The conversation was about religion. Tolstoi said:

“Rousseau expressed a perfectly true idea that the Jewish religion admitted one revelation—the past; the Christian religion two—the past and present; and the Muhammadan three—the past, the present, and the future. Historically it is undoubtedly a progressive movement. Christianity is higher than Judaism, which is no longer alive. It is all in the past; and Muhammadanism is higher than Christianity: it has not the superstitions, the idolatry. To me personally Christianity, to be sure, is above all religions, but I speak about Christianity, not as the highest religious moral teaching, but as a historical fact. And as there is ever much in common between the opposite poles, so there is here; both Judaism and Muhammadanism keep strictly to monotheism, and there is no intoxication in either; but in the historical Christianity of the churches there is polytheism, as well as all kinds of ignorance and cruelty. Everything is justified and even encouraged.”

FOOTNOTES:

[2] A comic poem by Count Alexey K. Tolstoi.

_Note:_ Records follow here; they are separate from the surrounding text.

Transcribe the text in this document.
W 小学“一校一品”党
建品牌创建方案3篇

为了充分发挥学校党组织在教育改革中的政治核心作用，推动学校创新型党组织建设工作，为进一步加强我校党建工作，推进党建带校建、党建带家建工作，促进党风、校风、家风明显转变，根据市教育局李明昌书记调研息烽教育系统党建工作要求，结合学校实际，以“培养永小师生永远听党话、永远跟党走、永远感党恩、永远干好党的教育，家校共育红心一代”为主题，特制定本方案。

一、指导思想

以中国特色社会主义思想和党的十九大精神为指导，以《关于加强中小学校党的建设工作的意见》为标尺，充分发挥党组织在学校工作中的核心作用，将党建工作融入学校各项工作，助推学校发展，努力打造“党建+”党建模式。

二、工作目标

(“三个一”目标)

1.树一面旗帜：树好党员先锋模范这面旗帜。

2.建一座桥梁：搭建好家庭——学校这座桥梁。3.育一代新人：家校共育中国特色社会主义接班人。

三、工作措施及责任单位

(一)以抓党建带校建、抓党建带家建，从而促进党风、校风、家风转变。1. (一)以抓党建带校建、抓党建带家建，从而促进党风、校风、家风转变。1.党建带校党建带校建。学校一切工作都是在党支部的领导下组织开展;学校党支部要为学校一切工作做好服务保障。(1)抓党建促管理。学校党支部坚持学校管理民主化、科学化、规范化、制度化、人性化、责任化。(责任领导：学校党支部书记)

[3] Mme. Kolokoltsev was the wife of the landowner N. A. Kolokoltsev. She suffered from nervous disorder and made several attempts at suicide. In spite of constant observation, she managed one night to make the blanket on the bed into a figure, and thus deceived her husband. She went into his study, opened the drawer of his table with a skeleton key, took out his revolver and shot herself. She was an elderly woman, the mother of two grown-up daughters.

[4] G. S. Petrov, a publicist and politician who started his career as a preacher of the Church and then resigned his priesthood.

[5] Called in its final version, After the Ball.

[6] N. V. Orlov, a painter from the people, of whose pictures Tolstoi was very fond. Reproductions of most of his paintings hang in Tolstoi’s room.

[7] The brother of the well-known editor M. N. Katkov.